Primeiro a justiça histórica: “Como Nossos Pais”, na versão de Elis Regina, é um hit da indústria cultural brasileira. Tanto quanto “O Que é, O Que é”, de Gonzaguinha, que aparece vezenquando nas novas comédias – a exemplo de Muita Calma Nessa Hora (2010). “O Que é, O Que é” sinaliza a fé, a esperança, o amor, ou mesmo o fim iminente de uma sessão de karaokê. Já “Como Nossos Pais” é um estado de graça. Várias estrofes sobre o generation gap, o dream is over. temas que o compositor Belchior adorava. Mas convém lembrar que Belchior também avisou que nem tudo é divino, nem tudo é maravilhoso. Pegava no pé de Caetano Veloso. E assim foi dessacralizando o status quo, dessacralizando a si mesmo, curtindo a missão que seguiu até o fim da vida.

Como Nossos Pais, o filme, traz uma moça de 38 anos de idade em 2017: Rosa (Maria Ribeiro). Caberá a ela dessacralizar o pai artista (Homero, Jorge Mautner) e a mãe socióloga (Clarice, Clarisse Abujamra). Assim como a própria diretora Laís Bodansky teve que fazer com o pai, Jorge Bodansky, diretor do icônico Iracema – Uma Transa Amazônica (1974). Todos precisamos ultrapassar as medusas do pai e da mãe, se quisermos ter alguma chance na vida. Sobretudo no universo da criação.

Rosa é a mulher-esposa-mãe-tradutora, um amálgama de contradições que, ufa!, precisa de um descanso. Nem sempre é possível bancar a heroína de plantão. E o grande diferencial de Como Nossos Pais está em que a luta contra a mãe é a coisa mais certa a fazer. Clarice revela, do nada, que Rosa foi fruto de um adultério. A mãe não dá pelota para a dor que causa, obviamente, na filha. É preciso odiar Clarice.

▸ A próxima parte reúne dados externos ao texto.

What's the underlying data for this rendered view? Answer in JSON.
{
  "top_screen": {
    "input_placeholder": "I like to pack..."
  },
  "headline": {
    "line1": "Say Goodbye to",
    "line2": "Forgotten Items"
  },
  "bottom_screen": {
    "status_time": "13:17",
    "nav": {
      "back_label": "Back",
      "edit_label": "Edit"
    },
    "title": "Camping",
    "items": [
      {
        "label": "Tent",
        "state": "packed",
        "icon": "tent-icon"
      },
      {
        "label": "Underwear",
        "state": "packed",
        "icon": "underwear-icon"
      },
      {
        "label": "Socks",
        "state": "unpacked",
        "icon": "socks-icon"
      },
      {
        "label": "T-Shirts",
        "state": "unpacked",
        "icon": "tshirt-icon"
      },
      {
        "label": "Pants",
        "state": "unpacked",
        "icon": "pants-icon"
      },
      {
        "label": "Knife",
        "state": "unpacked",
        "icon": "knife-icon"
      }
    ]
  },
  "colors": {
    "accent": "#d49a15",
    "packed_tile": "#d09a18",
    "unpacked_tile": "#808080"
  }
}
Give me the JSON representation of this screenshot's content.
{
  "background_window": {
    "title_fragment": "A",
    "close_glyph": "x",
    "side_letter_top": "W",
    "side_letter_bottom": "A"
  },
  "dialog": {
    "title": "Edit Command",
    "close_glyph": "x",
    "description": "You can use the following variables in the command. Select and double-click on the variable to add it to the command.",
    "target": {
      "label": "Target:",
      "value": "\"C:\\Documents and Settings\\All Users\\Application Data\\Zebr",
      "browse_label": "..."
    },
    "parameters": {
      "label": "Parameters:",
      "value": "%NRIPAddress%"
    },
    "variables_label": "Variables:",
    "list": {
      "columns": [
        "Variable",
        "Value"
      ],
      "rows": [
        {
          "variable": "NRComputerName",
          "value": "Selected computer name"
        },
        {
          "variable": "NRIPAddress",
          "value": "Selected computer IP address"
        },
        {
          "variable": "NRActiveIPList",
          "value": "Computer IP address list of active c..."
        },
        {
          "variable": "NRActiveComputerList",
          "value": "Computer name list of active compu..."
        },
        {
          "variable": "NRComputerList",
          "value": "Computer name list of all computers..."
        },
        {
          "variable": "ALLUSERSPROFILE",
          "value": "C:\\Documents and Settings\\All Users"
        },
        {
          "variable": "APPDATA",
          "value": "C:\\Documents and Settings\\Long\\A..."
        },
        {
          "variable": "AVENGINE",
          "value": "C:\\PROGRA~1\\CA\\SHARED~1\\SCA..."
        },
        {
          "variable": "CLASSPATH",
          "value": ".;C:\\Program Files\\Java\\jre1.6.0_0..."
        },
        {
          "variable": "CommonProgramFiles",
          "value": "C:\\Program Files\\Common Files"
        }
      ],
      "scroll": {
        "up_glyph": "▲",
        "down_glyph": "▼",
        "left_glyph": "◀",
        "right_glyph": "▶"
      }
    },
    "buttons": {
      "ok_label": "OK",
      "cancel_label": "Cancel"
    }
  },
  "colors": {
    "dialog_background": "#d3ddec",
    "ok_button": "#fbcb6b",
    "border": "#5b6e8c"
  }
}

Pouco depois, o roteiro de Bodansky e Luiz Bolognesi dá um novo duplo-twist-carpado: quando Rosa acha que pode odiar mamã, livre, leve e solta – aquele ódio bonito, aquele ódio moleque, que a deixaria no papel de coitada perante a grande vilã Clarice –, surge a notícia de que a mãe está com câncer terminal. Há um câncer de pâncreas entre as duas. O ódio precisa ser redefinido.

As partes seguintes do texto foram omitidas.